A home invasion slaying remained unsolved Friday, some 24 hours after a retiree was found shot and killed inside his West Hall home.
Max Eugene "Gene" Baggett, 69, was discovered with a fatal gunshot wound to the head at about 5 p.m. Thursday by his wife, Hall County Sheriff's Maj. Jeff Strickland said.
The slaying occurred inside Baggett's upscale lakefront brick home on Morgan Road, near Duckett Mill Park.
Baggett's wife had been out shopping Thursday when she returned home to find her husband dead on the floor of a bedroom, Strickland said.
"We believe he had a confrontation with an intruder inside his residence and was shot and killed," Strickland said.
No one was home at the residences on either side of the Baggett house at the time of the shooting and investigators currently have no descriptions of a suspect or vehicle to go on.

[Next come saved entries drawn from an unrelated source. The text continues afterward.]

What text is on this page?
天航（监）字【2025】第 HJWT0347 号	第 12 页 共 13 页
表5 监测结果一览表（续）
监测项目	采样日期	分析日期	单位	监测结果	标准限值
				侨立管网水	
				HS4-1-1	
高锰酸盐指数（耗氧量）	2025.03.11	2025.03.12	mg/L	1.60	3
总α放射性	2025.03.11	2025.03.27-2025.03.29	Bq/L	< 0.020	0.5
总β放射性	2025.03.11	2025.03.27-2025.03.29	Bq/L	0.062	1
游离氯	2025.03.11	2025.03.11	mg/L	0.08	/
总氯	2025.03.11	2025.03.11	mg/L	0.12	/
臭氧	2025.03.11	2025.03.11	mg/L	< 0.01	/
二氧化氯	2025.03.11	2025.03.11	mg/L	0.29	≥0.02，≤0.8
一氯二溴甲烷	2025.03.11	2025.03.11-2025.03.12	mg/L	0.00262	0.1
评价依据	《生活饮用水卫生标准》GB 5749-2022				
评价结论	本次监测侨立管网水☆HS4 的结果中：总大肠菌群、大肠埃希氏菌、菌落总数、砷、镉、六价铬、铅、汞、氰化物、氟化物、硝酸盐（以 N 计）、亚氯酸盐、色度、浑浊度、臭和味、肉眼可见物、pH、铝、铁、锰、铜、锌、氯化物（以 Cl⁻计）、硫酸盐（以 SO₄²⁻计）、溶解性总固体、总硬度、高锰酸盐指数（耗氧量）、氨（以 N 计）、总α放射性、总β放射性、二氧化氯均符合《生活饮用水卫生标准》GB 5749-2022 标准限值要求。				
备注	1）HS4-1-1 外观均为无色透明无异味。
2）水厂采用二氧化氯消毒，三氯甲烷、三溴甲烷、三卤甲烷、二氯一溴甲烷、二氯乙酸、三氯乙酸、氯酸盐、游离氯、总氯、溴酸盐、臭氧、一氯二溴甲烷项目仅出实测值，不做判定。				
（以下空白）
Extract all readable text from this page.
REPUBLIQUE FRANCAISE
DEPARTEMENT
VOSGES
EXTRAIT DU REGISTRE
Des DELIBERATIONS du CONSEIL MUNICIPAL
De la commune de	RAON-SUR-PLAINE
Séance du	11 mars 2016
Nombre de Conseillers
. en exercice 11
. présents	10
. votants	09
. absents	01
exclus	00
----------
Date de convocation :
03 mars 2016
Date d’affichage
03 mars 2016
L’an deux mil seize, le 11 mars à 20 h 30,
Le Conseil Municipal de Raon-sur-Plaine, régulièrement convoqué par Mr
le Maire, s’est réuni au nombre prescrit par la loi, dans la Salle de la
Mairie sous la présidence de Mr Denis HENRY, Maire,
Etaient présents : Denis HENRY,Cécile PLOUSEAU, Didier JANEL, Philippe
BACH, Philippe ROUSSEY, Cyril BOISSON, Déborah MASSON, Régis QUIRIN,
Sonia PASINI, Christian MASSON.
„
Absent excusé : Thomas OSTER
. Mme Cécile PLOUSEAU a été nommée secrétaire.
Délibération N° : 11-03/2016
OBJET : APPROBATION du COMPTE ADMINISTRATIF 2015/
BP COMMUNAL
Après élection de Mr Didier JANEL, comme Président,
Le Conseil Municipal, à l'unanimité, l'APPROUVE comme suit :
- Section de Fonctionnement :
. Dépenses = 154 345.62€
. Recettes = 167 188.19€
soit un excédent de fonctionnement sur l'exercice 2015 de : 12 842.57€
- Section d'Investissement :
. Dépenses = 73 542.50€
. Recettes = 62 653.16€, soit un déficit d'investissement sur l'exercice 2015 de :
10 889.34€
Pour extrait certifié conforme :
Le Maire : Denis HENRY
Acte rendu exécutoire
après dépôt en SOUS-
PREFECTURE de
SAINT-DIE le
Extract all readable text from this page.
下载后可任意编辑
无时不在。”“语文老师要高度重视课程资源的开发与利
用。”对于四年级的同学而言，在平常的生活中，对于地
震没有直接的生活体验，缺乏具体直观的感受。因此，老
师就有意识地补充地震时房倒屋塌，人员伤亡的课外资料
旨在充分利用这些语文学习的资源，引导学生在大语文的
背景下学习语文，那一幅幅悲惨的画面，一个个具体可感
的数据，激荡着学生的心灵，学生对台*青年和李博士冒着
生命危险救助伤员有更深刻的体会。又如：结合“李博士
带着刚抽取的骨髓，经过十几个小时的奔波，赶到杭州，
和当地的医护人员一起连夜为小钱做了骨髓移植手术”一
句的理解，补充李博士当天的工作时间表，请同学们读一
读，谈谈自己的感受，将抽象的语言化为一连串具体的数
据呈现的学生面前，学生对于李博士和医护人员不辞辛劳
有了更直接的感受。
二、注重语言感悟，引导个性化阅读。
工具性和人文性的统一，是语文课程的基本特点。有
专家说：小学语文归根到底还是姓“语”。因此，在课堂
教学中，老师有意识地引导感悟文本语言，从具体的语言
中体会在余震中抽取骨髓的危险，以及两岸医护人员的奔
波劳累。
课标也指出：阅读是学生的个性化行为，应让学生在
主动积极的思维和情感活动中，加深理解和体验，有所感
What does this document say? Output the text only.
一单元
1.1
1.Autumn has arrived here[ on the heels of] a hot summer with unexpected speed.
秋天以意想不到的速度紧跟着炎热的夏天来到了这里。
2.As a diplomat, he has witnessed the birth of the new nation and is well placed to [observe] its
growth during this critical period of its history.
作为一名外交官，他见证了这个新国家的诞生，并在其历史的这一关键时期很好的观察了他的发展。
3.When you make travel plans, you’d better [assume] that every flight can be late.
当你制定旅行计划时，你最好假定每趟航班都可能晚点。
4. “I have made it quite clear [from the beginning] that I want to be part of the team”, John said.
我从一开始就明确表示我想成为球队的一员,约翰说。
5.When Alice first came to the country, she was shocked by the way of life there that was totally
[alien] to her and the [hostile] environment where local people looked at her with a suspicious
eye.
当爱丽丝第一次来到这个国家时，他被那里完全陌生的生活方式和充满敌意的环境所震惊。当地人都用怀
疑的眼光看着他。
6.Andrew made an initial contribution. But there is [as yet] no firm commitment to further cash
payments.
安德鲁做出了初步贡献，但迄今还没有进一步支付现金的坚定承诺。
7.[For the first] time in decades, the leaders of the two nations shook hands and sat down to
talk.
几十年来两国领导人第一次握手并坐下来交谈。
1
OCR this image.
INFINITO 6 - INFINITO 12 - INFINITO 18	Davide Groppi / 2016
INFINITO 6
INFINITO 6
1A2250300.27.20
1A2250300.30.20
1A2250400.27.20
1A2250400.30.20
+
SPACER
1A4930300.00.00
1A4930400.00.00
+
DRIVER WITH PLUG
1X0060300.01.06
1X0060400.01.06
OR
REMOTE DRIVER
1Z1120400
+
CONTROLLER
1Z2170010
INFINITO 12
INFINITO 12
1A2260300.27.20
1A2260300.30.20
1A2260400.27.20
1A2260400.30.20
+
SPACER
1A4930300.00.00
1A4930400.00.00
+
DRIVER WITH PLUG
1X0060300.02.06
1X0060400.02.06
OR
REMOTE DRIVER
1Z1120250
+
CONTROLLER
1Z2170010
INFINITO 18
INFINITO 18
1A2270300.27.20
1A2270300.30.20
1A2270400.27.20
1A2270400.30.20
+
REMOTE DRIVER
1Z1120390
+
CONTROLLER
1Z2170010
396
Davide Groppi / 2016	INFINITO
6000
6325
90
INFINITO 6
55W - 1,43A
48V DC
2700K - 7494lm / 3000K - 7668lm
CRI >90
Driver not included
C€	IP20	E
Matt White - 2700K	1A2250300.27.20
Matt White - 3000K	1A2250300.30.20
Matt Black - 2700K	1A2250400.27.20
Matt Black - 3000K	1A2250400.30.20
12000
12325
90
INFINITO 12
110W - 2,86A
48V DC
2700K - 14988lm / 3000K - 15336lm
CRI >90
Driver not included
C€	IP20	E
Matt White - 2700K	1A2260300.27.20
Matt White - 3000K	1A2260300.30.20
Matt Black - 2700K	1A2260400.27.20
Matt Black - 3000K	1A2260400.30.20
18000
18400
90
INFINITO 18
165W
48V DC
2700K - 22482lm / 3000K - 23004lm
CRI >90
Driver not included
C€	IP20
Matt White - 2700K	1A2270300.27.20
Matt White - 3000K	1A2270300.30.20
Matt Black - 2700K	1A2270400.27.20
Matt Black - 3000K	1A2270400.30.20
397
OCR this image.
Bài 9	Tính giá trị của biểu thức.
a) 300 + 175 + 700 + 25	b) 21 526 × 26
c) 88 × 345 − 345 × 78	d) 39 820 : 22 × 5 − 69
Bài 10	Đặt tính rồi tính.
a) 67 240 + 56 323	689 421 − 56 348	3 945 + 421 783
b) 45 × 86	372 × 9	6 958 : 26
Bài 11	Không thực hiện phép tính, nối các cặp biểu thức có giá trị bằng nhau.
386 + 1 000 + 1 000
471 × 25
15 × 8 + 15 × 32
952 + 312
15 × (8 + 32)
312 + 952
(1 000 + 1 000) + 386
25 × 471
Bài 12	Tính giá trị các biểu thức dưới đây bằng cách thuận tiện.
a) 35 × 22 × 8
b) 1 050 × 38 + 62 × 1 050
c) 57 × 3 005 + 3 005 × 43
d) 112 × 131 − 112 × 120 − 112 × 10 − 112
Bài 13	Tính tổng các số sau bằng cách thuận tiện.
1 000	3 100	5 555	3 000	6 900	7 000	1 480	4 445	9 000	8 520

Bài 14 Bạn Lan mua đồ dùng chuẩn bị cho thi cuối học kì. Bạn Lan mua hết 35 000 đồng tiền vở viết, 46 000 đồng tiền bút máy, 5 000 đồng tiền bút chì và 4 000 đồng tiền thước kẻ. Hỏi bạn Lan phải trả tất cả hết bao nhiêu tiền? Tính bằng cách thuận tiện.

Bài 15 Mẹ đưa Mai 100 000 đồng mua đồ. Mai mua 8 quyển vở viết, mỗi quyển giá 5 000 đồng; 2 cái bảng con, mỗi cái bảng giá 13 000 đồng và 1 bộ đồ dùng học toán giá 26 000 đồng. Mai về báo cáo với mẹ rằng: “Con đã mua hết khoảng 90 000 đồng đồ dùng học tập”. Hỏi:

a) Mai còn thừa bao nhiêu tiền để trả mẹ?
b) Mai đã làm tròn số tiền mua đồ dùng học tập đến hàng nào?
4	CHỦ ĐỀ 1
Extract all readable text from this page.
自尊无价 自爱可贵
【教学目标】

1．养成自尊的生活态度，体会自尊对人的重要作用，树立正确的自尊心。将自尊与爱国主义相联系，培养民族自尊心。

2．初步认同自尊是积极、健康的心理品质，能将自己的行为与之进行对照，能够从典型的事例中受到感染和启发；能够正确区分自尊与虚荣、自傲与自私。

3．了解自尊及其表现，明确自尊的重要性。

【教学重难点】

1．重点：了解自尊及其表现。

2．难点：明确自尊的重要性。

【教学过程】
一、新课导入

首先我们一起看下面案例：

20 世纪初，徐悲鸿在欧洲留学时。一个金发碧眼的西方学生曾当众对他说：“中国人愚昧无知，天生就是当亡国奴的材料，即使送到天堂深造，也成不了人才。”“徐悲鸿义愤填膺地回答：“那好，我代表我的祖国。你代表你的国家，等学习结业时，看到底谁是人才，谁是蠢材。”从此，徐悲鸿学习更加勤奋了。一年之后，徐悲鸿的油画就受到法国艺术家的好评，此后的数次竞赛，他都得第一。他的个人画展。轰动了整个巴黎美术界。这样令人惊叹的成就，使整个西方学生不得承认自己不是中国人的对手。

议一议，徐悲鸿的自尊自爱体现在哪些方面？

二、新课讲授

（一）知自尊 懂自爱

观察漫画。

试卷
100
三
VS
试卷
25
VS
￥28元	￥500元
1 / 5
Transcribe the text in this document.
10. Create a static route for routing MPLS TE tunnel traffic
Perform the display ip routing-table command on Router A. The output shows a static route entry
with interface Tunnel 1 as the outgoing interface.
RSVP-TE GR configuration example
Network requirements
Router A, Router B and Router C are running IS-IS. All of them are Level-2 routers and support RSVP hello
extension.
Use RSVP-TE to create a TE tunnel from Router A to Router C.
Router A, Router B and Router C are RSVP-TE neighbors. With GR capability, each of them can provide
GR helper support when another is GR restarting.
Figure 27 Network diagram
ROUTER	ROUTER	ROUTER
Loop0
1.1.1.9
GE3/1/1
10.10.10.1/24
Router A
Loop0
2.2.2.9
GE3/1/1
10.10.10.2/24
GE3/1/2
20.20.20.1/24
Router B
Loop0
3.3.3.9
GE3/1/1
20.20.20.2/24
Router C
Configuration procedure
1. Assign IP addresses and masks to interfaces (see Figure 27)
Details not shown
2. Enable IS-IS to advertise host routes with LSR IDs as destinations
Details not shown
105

Strickland said Baggett had owned the property for more than 30 years before building the house as a retirement home less than two years ago. He had been in his yard planting plants Thursday and was last seen outside at about 11 a.m., Strickland said.
Authorities are looking at two other burglaries committed in the Duckett Mill Road area within the last month to see if there is a connection, Strickland said.
Strickland would not comment on whether any items were taken from Baggett's home. A loaded handgun belonging to Baggett was undisturbed in his closet and his car remained parked in the carport, Strickland said.
Joe Holloway, who owns a small weekend home on the lot to the left of the Baggett home, said he was "real surprised" by the shooting.
"I wouldn't think something like this to happen here," Holloway said. "I've never had a problem in the 30 years I've had this property. It would bother me if somebody would come out in the middle of the day and do this."
Holloway said Baggett and his wife were "nice people."
"He was fairly outgoing and fairly easygoing," Holloway said. He said Baggett had built the house within the last two years to spend his retirement. Baggett lived in Tucker before moving to Gainesville and worked in real estate and insurance. He owned rental property in Columbus, Holloway said.
Baggett's adult son lives in a house across the road from his father's home. He declined to speak with a reporter Friday.
Strickland said if Baggett was killed by a stranger, as authorities suspect, it would be uncommon. Most homicides are committed by people who know their victims.
It would be the second stranger-to-stranger slaying this year in Hall County. On April 20, a man was charged with fatally shooting another man in a road-rage confrontation on Merck Street. Hugo Tepanca did not know his victim, Jose Vargas, when he shot him, authorities said.